Разделы
В. Поплавский1. «Жанр шекспировского "Гамлета" в российских постановках второй половины XX века»
Опыт театральных и кинематографических интерпретаций шекспировской пьесы о датском принце свидетельствует, что Гамлет может быть каким угодно: молодым или зрелым, стройным или полным, высоким или низкорослым, чисто выбритым или бородатым, с пышной шевелюрой или лысым, мрачным или жизнерадостным, взрывным или спокойным, со звонким тенором или низким басом — и так далее. (Напрашивается продолжение: может быть и женщиной, но такая вольность разрушает заданную автором объективную ситуацию.) Любую из перечисленных трактовок, как и множество других, не перечисленных, пьеса легко выдерживает. Но вместе с героем неизбежно меняется конфликт, а вслед за ним — и жанр произведения.

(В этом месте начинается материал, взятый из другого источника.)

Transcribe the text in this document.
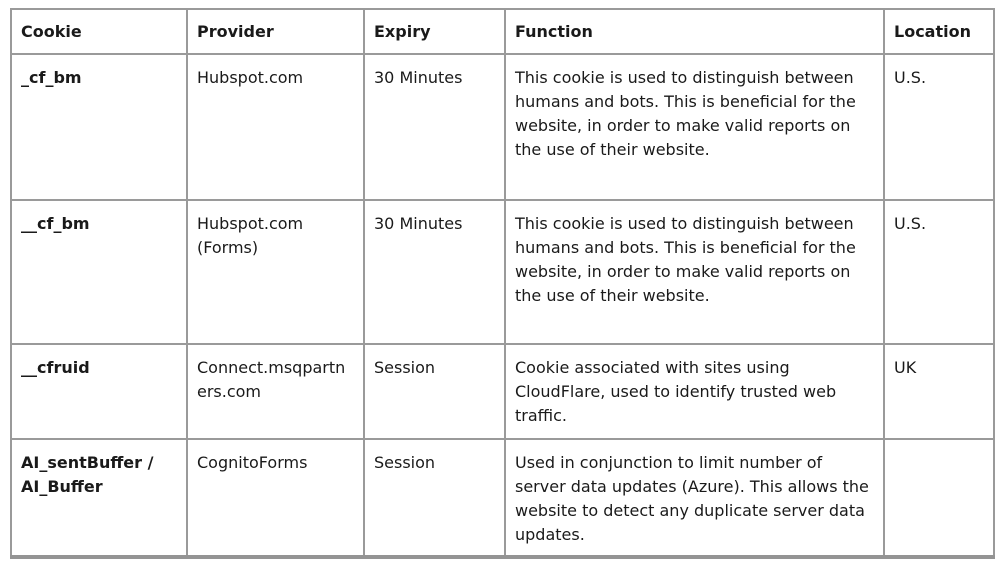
Cookie	Provider	Expiry	Function	Location
_cf_bm	Hubspot.com	30 Minutes	This cookie is used to distinguish between humans and bots. This is beneficial for the website, in order to make valid reports on the use of their website.	U.S.
__cf_bm	Hubspot.com (Forms)	30 Minutes	This cookie is used to distinguish between humans and bots. This is beneficial for the website, in order to make valid reports on the use of their website.	U.S.
__cfruid	Connect.msqpartners.com	Session	Cookie associated with sites using CloudFlare, used to identify trusted web traffic.	UK
AI_sentBuffer / AI_Buffer	CognitoForms	Session	Used in conjunction to limit number of server data updates (Azure). This allows the website to detect any duplicate server data updates.	
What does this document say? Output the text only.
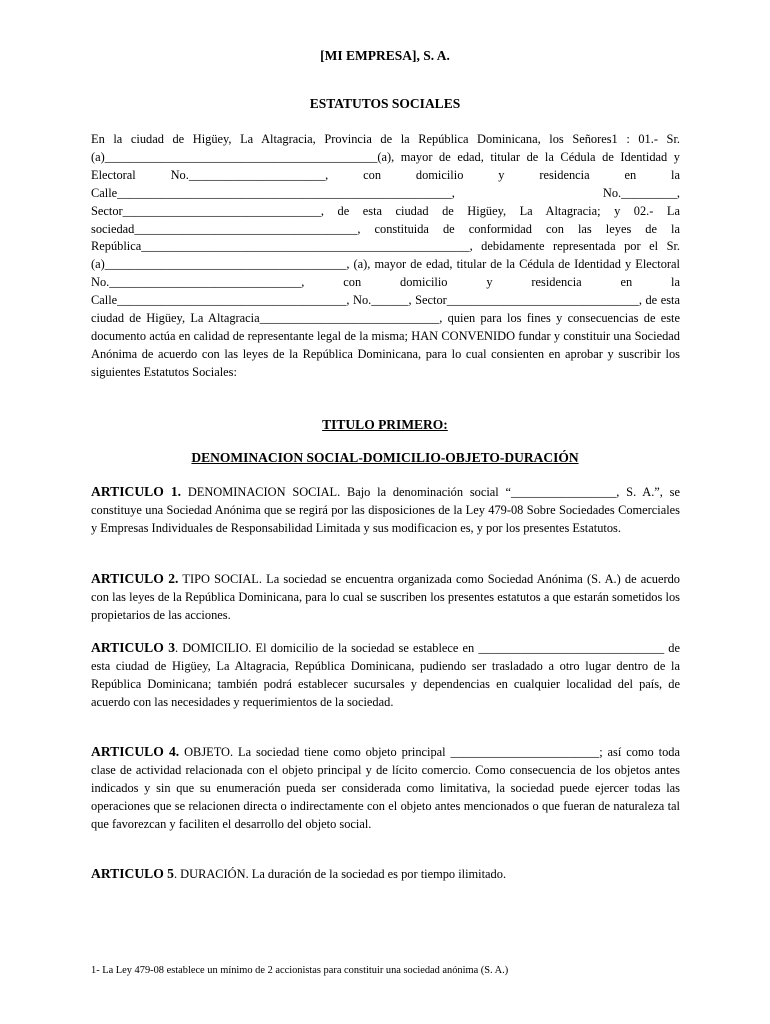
[MI EMPRESA], S. A.
ESTATUTOS SOCIALES
En la ciudad de Higüey, La Altagracia, Provincia de la República Dominicana, los Señores1 : 01.- Sr.(a)____________________________________________(a), mayor de edad, titular de la Cédula de Identidad y Electoral No.______________________, con domicilio y residencia en la Calle______________________________________________________, No._________, Sector________________________________, de esta ciudad de Higüey, La Altagracia; y 02.- La sociedad____________________________________, constituida de conformidad con las leyes de la República_____________________________________________________, debidamente representada por el Sr.(a)_______________________________________, (a), mayor de edad, titular de la Cédula de Identidad y Electoral No._______________________________, con domicilio y residencia en la Calle_____________________________________, No.______, Sector_______________________________, de esta ciudad de Higüey, La Altagracia_____________________________, quien para los fines y consecuencias de este documento actúa en calidad de representante legal de la misma; HAN CONVENIDO fundar y constituir una Sociedad Anónima de acuerdo con las leyes de la República Dominicana, para lo cual consienten en aprobar y suscribir los siguientes Estatutos Sociales:
TITULO PRIMERO:
DENOMINACION SOCIAL-DOMICILIO-OBJETO-DURACIÓN
ARTICULO 1. DENOMINACION SOCIAL. Bajo la denominación social “_________________, S. A.”, se constituye una Sociedad Anónima que se regirá por las disposiciones de la Ley 479-08 Sobre Sociedades Comerciales y Empresas Individuales de Responsabilidad Limitada y sus modificacion es, y por los presentes Estatutos.
ARTICULO 2. TIPO SOCIAL. La sociedad se encuentra organizada como Sociedad Anónima (S. A.) de acuerdo con las leyes de la República Dominicana, para lo cual se suscriben los presentes estatutos a que estarán sometidos los propietarios de las acciones.
ARTICULO 3. DOMICILIO. El domicilio de la sociedad se establece en ______________________________ de esta ciudad de Higüey, La Altagracia, República Dominicana, pudiendo ser trasladado a otro lugar dentro de la República Dominicana; también podrá establecer sucursales y dependencias en cualquier localidad del país, de acuerdo con las necesidades y requerimientos de la sociedad.
ARTICULO 4. OBJETO. La sociedad tiene como objeto principal ________________________; así como toda clase de actividad relacionada con el objeto principal y de lícito comercio. Como consecuencia de los objetos antes indicados y sin que su enumeración pueda ser considerada como limitativa, la sociedad puede ejercer todas las operaciones que se relacionen directa o indirectamente con el objeto antes mencionados o que fueran de naturaleza tal que favorezcan y faciliten el desarrollo del objeto social.
ARTICULO 5. DURACIÓN. La duración de la sociedad es por tiempo ilimitado.
1- La Ley 479-08 establece un mínimo de 2 accionistas para constituir una sociedad anónima (S. A.)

Проследим эту закономерность на примере интерпретаций «Гамлета» в российском театре и кино второй половины XX века.
Одновременное появление в 1954 году двух постановок «Гамлета» на московской (Театр имени Вл. Маяковского, перевод М. Лозинского, режиссер Н. Охлопков) и ленинградской (Театр драмы имени А.С. Пушкина, перевод Б. Пастернака, режиссер Г. Козинцев) сценах было глубоко закономерно. XX съезд был еще впереди, но после смерти Сталина страна неизбежно вступила в пору обновления, и шекспировская трагедия, которую вождь народов в свое время посчитал неактуальной по причине слабости главного героя, из-за чего не состоялась премьера во МХАТе в середине 40-х, на новом витке общественного развития пришлась как никогда кстати. Пьеса о датском принце в контексте исторического момента выражала выстраданную народом потребность в освобождении от гнета репрессий. Образ Дании-тюрьмы не был абстрактным — скорее, наоборот, воспринимался слишком буквально. От режиссеров тут мало что зависело: пьеса говорила сама за себя, политический подтекст проявлялся имплицитно. Зависело от них, кого назначить на главную роль.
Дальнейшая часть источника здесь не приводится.